Devre kartının sağ üst köşesinde NAND çipi ve onun denetleyici çipi görülebilir. Geri kalan bileşenler, daha önce incelediğimiz Seagate HDD ile büyük ölçüde aynı.
CrystalDiskMark testini bir kez daha kullanarak hibrit bir sürücünün performans kazancı olup olmadığını kontrol edebiliriz. Ancak burada disk dönüş hızları farklı olduğundan doğrudan adil bir kıyaslama yapmak zor: Bu hibrit disk 7200 RPM hızında dönerken, HDD testimizde kullandığımız WD diski sadece 5400 RPM hızında çalışıyordu.
Sonuçlara baktığımızda bazı iyileşmeler fark ediliyor, ancak bu artış muhtemelen diskin daha yüksek dönüş hızından kaynaklanıyor.

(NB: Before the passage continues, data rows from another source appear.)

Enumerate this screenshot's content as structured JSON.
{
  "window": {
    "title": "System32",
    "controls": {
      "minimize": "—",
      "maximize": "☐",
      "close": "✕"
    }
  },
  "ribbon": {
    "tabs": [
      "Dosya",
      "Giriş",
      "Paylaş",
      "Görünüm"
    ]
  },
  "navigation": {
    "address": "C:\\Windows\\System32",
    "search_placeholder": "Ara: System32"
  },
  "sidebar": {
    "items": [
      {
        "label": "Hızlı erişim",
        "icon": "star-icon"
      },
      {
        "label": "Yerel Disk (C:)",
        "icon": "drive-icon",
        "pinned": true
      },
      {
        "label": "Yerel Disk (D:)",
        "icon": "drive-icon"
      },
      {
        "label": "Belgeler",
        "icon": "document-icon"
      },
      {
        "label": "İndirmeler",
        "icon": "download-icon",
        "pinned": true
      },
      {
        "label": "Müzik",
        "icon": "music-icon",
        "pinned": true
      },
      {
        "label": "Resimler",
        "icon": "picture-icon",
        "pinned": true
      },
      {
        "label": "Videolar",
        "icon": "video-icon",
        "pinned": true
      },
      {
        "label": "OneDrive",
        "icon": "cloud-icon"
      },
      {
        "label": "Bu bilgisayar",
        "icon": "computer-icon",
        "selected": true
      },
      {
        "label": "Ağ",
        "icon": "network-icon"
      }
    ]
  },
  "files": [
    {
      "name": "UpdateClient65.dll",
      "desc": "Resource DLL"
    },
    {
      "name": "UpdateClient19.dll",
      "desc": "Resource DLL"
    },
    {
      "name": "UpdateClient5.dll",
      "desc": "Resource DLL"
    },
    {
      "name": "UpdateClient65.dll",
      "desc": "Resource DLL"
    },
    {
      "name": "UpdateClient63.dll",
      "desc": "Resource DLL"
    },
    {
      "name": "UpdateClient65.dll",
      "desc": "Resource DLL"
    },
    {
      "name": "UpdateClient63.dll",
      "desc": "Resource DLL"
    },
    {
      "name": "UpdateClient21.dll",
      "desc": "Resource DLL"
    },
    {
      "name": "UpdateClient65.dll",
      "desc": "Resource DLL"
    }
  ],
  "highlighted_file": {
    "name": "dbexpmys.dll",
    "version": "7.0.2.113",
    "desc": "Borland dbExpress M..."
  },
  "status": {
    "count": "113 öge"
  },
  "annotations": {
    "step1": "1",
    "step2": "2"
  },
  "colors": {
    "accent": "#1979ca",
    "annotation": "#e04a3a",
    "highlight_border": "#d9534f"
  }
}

Ayrıca, test dosyaları bir Benchmark yazılımı tarafından oluşturulduğu için, sürücünün flash belleğini sık erişilen veriler olarak algılaması pek olası değil.
Ancak, daha kapsamlı testlerde hibrit sürücülerin geleneksel HDD’lere kıyasla genel performansı artırdığı gözlemlendi. Yine de, ucuz flash bellek çipleri kaliteli bir HDD kadar dayanıklı olmadığından, hibrit sürücüler uzun vadede pek cazip bir seçenek sunmuyor. Zaten depolama sektörü de tamamen SSD’lere yönelmiş durumda.
SSD’ler İçin Alternatif Teknolojiler Neler?
Flash bellek, SSD’lerin temel bileşeni olsa da, tek seçenek değil. Intel ve Micron, birlikte 3D XPoint adını verdikleri yeni bir depolama teknolojisi geliştirdi.
Bu sistemde, hücrelere yükleme-boşaltma yöntemiyle voltaj uygulamak yerine, hücrelerin elektriksel direnci değiştirilerek veri saklanıyor.
Intel, bu yeni depolama sistemini Optane markası altında pazarlıyor. Test edildiğinde performansı olağanüstü seviyede çıktı. Ancak fiyatı da aynı derecede yüksekti.
Şu anda yaklaşık 1 TB kapasiteli bir Optane SSD satın almak için 45.601TL ödemek gerekiyor. Bu, benzer boyuttaki flash tabanlı bir SSD’den dört kat daha pahalı.
Sonuç
SSD’ler, hız, dayanıklılık ve enerji verimliliği açısından HDD’lere kıyasla birçok avantaj sunuyor. Ancak yüksek fiyatları nedeniyle hala herkes için ulaşılabilir değil.
Depolama teknolojileri hızla gelişmeye devam ediyor. Günümüzde flash bellek tabanlı SSD’ler yaygın olarak kullanılırken, gelecekte Optane gibi yeni teknolojilerin yaygınlaşıp yaygınlaşmayacağı merak konusu.
Şu an için hız ve güvenilirlik isteyenler SSD, düşük maliyetle büyük kapasiteler isteyenler HDD kullanmaya devam ediyor.